Charles XII. roi de Suède, éprouva ce que la prospérité a de plus grand, et ce que l'adversité a de plus cruel, sans avoir été amolli par l'une, ni ébranlé un moment par l'autre. Presque toutes ses actions, jusqu'à celles de sa vie privée et unie, ont été bien loin au-delà du vraisemblable. C'est peut-être le seul de tous les hommes, et jusqu'ici le seul de tous les rois, qui ait vécu sans faiblesse; il a porté toutes les vertus des héros à un excès où elles sont aussi dangereuses que les vices opposés. Sa fermeté, devenue opiniâtreté, fit ses malheurs dans l'Ukraine, et le retint cinq ans en Turquie; sa libéralité, dégénérant en profusion, a ruiné la Suéde: son courage, poussé jusqu'à la témérité, a causé sa mort: sa justice a été quelquefois jusqu'à la cruauté: et, dans les dernières années, le maintien de son autorité approchait de la tyrannie. Ses grandes qualités, dont une seule eût pu immortaliser un autre prince, ont fait le malheur de son pays. Il n'attaqua jamais personne; mais il ne fut pas aussi prudent qu'implacable dans ses vengeances. Il a été le premier qui ait eu l'ambition d'être conquérant, sans avoir l'envie d'agrandir ses états; il voulait gagner des empires pour les donner. Sa passion pour la gloire, pour la guerre, et pour la vengeance, l'empêcha d'être bon politique, qualité sans laquelle on n'a jamais vu de conquérant. Avant la bataille, et après la victoire, il n'avait que de la modestie; après la défaite, que de la fermeté: dur pour les autres comme pour lui-même, comptant pour rien la peine et la vie de ses sujets, aussi bien que la sienne: homme unique plutôt que grand homme, admirable plutôt qu'à imiter. Sa vie doit apprendre aux rois combien un gouvernement pacifique et heureux est au-dessus de tant de gloire. Le même. Histoire de Charles XII.

Frédéric le Grand.

La nature sembla réserver pour lui cette gloire extraordinaire, que, né sur le trône, il fut le premier de sa nation et de son siècle. Egalement remarquable par l'audace de sa pensée, la sagacité de son esprit, l'énergie de sa prudence, et la fermeté de son caractère, on ne sait qu'admirer le plus, de ses talents variés, de son profond jugement, ou de sa grande ame. Brillant de toutes les qualités physiques et morales, fort comme sa volonté, beau comme le génie, actif jusqu'au prodige, il perfectionna, il compléta tous ses avantages, et ne fut pas moins éminemment son propre ouvrage que celui de la nature. Né facile, il se rendit sévère. Absolu jusqu'à la plus redoutable impatience, il fut tolérant jusqu'à la longauimité. Vif, ardent, impétueux; il se fit modéré, calme, réfléchi. Sa destinée fut telle, que les evenemens tournèrent à son avantage, souvent par le concours de sa bonne conduite, quelquefois malgré ses fautes; et tout, jusqu'au tribut d'erreurs qu'il paya à l'humaine faiblesse, porta l'empreinte de sa grandeur, de son originalité, de son indomptable caractère.

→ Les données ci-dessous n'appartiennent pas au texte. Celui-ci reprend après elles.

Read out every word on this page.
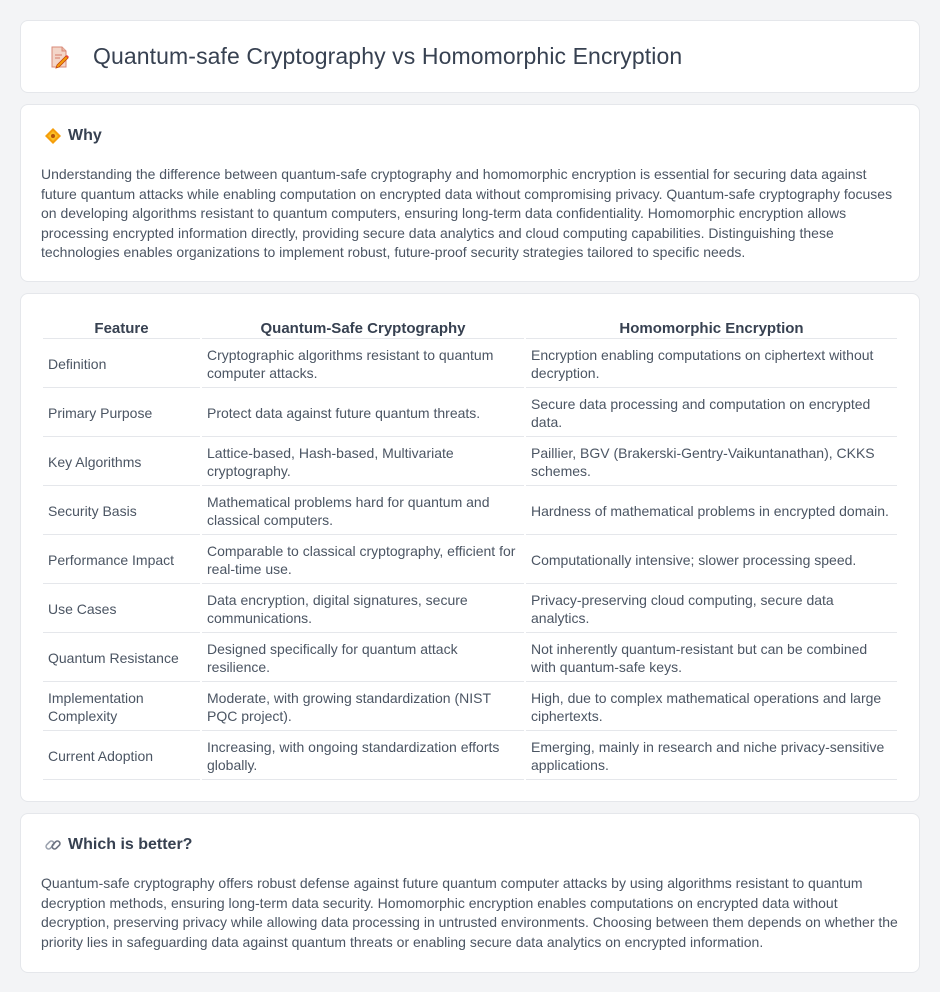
Quantum-safe Cryptography vs Homomorphic Encryption
Why

Understanding the difference between quantum-safe cryptography and homomorphic encryption is essential for securing data against future quantum attacks while enabling computation on encrypted data without compromising privacy. Quantum-safe cryptography focuses on developing algorithms resistant to quantum computers, ensuring long-term data confidentiality. Homomorphic encryption allows processing encrypted information directly, providing secure data analytics and cloud computing capabilities. Distinguishing these technologies enables organizations to implement robust, future-proof security strategies tailored to specific needs.

Feature	Quantum-Safe Cryptography	Homomorphic Encryption
Definition	Cryptographic algorithms resistant to quantum computer attacks.	Encryption enabling computations on ciphertext without decryption.
Primary Purpose	Protect data against future quantum threats.	Secure data processing and computation on encrypted data.
Key Algorithms	Lattice-based, Hash-based, Multivariate cryptography.	Paillier, BGV (Brakerski-Gentry-Vaikuntanathan), CKKS schemes.
Security Basis	Mathematical problems hard for quantum and classical computers.	Hardness of mathematical problems in encrypted domain.
Performance Impact	Comparable to classical cryptography, efficient for real-time use.	Computationally intensive; slower processing speed.
Use Cases	Data encryption, digital signatures, secure communications.	Privacy-preserving cloud computing, secure data analytics.
Quantum Resistance	Designed specifically for quantum attack resilience.	Not inherently quantum-resistant but can be combined with quantum-safe keys.
Implementation Complexity	Moderate, with growing standardization (NIST PQC project).	High, due to complex mathematical operations and large ciphertexts.
Current Adoption	Increasing, with ongoing standardization efforts globally.	Emerging, mainly in research and niche privacy-sensitive applications.
Which is better?

Quantum-safe cryptography offers robust defense against future quantum computer attacks by using algorithms resistant to quantum decryption methods, ensuring long-term data security. Homomorphic encryption enables computations on encrypted data without decryption, preserving privacy while allowing data processing in untrusted environments. Choosing between them depends on whether the priority lies in safeguarding data against quantum threats or enabling secure data analytics on encrypted information.
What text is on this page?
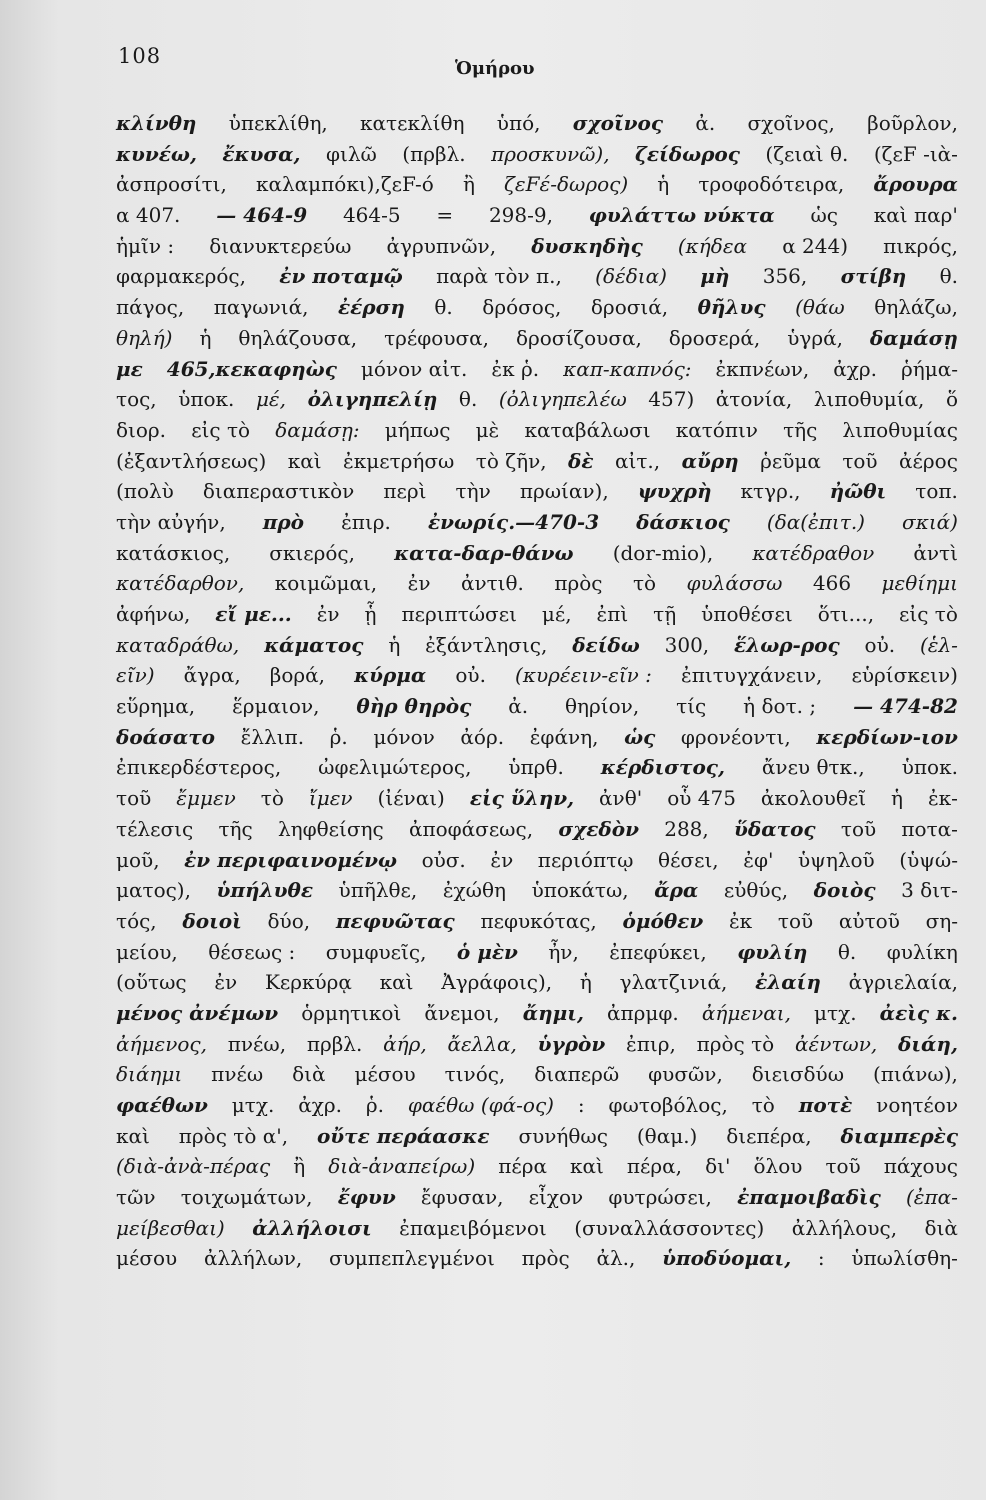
108
Ὁμήρου
κλίνθη ὑπεκλίθη, κατεκλίθη ὑπό, σχοῖνος ἀ. σχοῖνος, βοῦρλον,
κυνέω, ἔκυσα, φιλῶ (πρβλ. προσκυνῶ), ζείδωρος (ζειαὶ θ. (ζεF -ιὰ-
ἀσπροσίτι, καλαμπόκι),ζεF-ό ἢ ζεFέ-δωρος) ἡ τροφοδότειρα, ἄρουρα
α 407. — 464-9 464-5 = 298-9, φυλάττω νύκτα ὡς καὶ παρ'
ἡμῖν : διανυκτερεύω ἀγρυπνῶν, δυσκηδὴς (κήδεα α 244) πικρός,
φαρμακερός, ἐν ποταμῷ παρὰ τὸν π., (δέδια) μὴ 356, στίβη θ.
πάγος, παγωνιά, ἐέρση θ. δρόσος, δροσιά, θῆλυς (θάω θηλάζω,
θηλή) ἡ θηλάζουσα, τρέφουσα, δροσίζουσα, δροσερά, ὑγρά, δαμάσῃ
με 465,κεκαφηὼς μόνον αἰτ. ἐκ ῥ. καπ-καπνός: ἐκπνέων, ἀχρ. ῥήμα-
τος, ὑποκ. μέ, ὀλιγηπελίῃ θ. (ὀλιγηπελέω 457) ἀτονία, λιποθυμία, ὅ
διορ. εἰς τὸ δαμάσῃ: μήπως μὲ καταβάλωσι κατόπιν τῆς λιποθυμίας
(ἐξαντλήσεως) καὶ ἐκμετρήσω τὸ ζῆν, δὲ αἰτ., αὔρη ῥεῦμα τοῦ ἀέρος
(πολὺ διαπεραστικὸν περὶ τὴν πρωίαν), ψυχρὴ κτγρ., ἠῶθι τοπ.
τὴν αὐγήν, πρὸ ἐπιρ. ἐνωρίς.—470-3 δάσκιος (δα(ἐπιτ.) σκιά)
κατάσκιος, σκιερός, κατα-δαρ-θάνω (dor-mio), κατέδραθον ἀντὶ
κατέδαρθον, κοιμῶμαι, ἐν ἀντιθ. πρὸς τὸ φυλάσσω 466 μεθίημι
ἀφήνω, εἴ με... ἐν ᾗ περιπτώσει μέ, ἐπὶ τῇ ὑποθέσει ὅτι..., εἰς τὸ
καταδράθω, κάματος ἡ ἐξάντλησις, δείδω 300, ἕλωρ-ρος οὐ. (ἑλ-
εῖν) ἄγρα, βορά, κύρμα οὐ. (κυρέειν-εῖν : ἐπιτυγχάνειν, εὑρίσκειν)
εὕρημα, ἕρμαιον, θὴρ θηρὸς ἀ. θηρίον, τίς ἡ δοτ. ; — 474-82
δοάσατο ἔλλιπ. ῥ. μόνον ἀόρ. ἐφάνη, ὡς φρονέοντι, κερδίων-ιον
ἐπικερδέστερος, ὠφελιμώτερος, ὑπρθ. κέρδιστος, ἄνευ θτκ., ὑποκ.
τοῦ ἔμμεν τὸ ἴμεν (ἰέναι) εἰς ὕλην, ἀνθ' οὗ 475 ἀκολουθεῖ ἡ ἐκ-
τέλεσις τῆς ληφθείσης ἀποφάσεως, σχεδὸν 288, ὕδατος τοῦ ποτα-
μοῦ, ἐν περιφαινομένῳ οὐσ. ἐν περιόπτῳ θέσει, ἐφ' ὑψηλοῦ (ὑψώ-
ματος), ὑπήλυθε ὑπῆλθε, ἐχώθη ὑποκάτω, ἄρα εὐθύς, δοιὸς 3 διτ-
τός, δοιοὶ δύο, πεφυῶτας πεφυκότας, ὁμόθεν ἐκ τοῦ αὐτοῦ ση-
μείου, θέσεως : συμφυεῖς, ὁ μὲν ἦν, ἐπεφύκει, φυλίη θ. φυλίκη
(οὕτως ἐν Κερκύρᾳ καὶ Ἀγράφοις), ἡ γλατζινιά, ἐλαίη ἀγριελαία,
μένος ἀνέμων ὁρμητικοὶ ἄνεμοι, ἄημι, ἀπρμφ. ἀήμεναι, μτχ. ἀεὶς κ.
ἀήμενος, πνέω, πρβλ. ἀήρ, ἄελλα, ὑγρὸν ἐπιρ, πρὸς τὸ ἀέντων, διάη,
διάημι πνέω διὰ μέσου τινός, διαπερῶ φυσῶν, διεισδύω (πιάνω),
φαέθων μτχ. ἀχρ. ῥ. φαέθω (φά-ος) : φωτοβόλος, τὸ ποτὲ νοητέον
καὶ πρὸς τὸ α', οὔτε περάασκε συνήθως (θαμ.) διεπέρα, διαμπερὲς
(διὰ-ἀνὰ-πέρας ἢ διὰ-ἀναπείρω) πέρα καὶ πέρα, δι' ὅλου τοῦ πάχους
τῶν τοιχωμάτων, ἔφυν ἔφυσαν, εἶχον φυτρώσει, ἐπαμοιβαδὶς (ἐπα-
μείβεσθαι) ἀλλήλοισι ἐπαμειβόμενοι (συναλλάσσοντες) ἀλλήλους, διὰ
μέσου ἀλλήλων, συμπεπλεγμένοι πρὸς ἀλ., ὑποδύομαι, : ὑπωλίσθη-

Jamais mortel ne fut constitué pour le commandement comme lui. Il le savait. Il semblait se croire l'ame universelle du monde, et n'admettait aux autres hommes que je ne sais quelle ame sensitive, instinct animal plus ou moins ingénieux. Aussi les méprisait-il; et cependant, il travailla infatigablement, selon ses lumières, à leur bonheur. Ainsi l'extrême justesse de son esprit fit plus pour le rendre équitable et bienfesant, que n'eût fait l'équivoque bonté des cœurs nés sensibles. Il ne connut qu'une passion; la gloire, et il fut ennemi de la louange: qu'un goût; soi-même, et sa vie entière fut pour les autres: qu'une occupation; son noble métier de roi. Il le fit avec la plus inimitable persévérance, pendant quarante-six années, sans discontinuation, jusqu'au jour qui précéda sa mort philosophique et simple, après dixhuit mois de douleur et d'angoisses, qui ne lui arrachèrent pas une plainte.

Frédéric cessa de vivre le dix-sept Août* mil sept cent quatre-vingtsix. Il ne cessa de régner que la veille.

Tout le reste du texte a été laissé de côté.